Now that you have all the historical changes available, you can create a SCD2 model:
customer_id | customer_name | customer_address | created_at | scd2_valid_from | scd2_valid_until | is_current_record |
---|---|---|---|---|---|---|
123 | Adam Johnson | Main Street 1, London | 2024-01-01T14:00 | 2024-01-01T14:00 | 2024-01-01T14:59 | false |
123 | Adam Johnson | Main Street 3, London | 2024-01-01T14:00 | 2024-01-01T15:00 | 2024-01-05T15:59 | false |
123 | Adam Johnson | Main Street 4, London | 2024-01-01T14:00 | 2024-01-05T16:00 | NULL | true |
Resulting SCD2 Customer table using the CDC Customer table
In the resulting SCD2, you can see how the record operation timestamps are translated into the valid_from and valid_until columns.

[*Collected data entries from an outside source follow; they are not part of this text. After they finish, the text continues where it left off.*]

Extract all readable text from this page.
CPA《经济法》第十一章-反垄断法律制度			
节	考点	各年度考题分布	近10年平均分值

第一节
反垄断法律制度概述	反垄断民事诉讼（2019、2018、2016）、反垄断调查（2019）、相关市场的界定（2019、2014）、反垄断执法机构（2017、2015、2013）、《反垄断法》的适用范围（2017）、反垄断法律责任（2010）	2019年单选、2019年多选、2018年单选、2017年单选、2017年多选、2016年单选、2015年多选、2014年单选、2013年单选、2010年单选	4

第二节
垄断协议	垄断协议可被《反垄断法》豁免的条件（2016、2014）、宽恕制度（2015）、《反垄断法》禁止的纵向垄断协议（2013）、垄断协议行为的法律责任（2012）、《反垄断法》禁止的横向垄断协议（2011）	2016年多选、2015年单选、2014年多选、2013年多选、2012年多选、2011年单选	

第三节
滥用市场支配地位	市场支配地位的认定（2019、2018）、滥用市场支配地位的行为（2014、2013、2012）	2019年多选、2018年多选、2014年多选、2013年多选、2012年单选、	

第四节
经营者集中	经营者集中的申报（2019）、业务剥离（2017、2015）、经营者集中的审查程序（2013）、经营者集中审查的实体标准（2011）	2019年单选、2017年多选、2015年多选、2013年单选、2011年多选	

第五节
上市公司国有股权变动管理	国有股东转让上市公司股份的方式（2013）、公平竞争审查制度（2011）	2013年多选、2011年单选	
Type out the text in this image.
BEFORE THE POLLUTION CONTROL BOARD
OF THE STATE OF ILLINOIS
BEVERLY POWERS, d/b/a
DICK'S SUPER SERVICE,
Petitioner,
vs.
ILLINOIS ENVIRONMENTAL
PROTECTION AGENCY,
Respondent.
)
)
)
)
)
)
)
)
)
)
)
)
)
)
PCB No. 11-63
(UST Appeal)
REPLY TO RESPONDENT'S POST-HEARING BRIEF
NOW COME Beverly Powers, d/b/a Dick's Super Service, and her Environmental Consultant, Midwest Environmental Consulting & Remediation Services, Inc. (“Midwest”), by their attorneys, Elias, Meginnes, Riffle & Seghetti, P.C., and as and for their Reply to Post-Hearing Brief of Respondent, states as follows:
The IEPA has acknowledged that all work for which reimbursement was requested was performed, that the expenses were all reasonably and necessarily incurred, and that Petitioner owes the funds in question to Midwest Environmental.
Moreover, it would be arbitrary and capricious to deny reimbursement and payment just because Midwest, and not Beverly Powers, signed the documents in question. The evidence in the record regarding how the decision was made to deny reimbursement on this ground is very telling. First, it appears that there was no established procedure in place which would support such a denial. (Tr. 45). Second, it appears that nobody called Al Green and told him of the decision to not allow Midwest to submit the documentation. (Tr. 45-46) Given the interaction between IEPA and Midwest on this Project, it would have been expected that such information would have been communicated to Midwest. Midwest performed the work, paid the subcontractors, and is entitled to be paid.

How does CDC work with deleted records?
As mentioned already, one table operation is to DELETE records. This happens for example when customers want to opt-out, incorrect data is removed etc. CDC processes DELETE operations in the same way as INSERT and UPDATE operations. Whenever a record in the source table gets deleted, the operation is registered in the log.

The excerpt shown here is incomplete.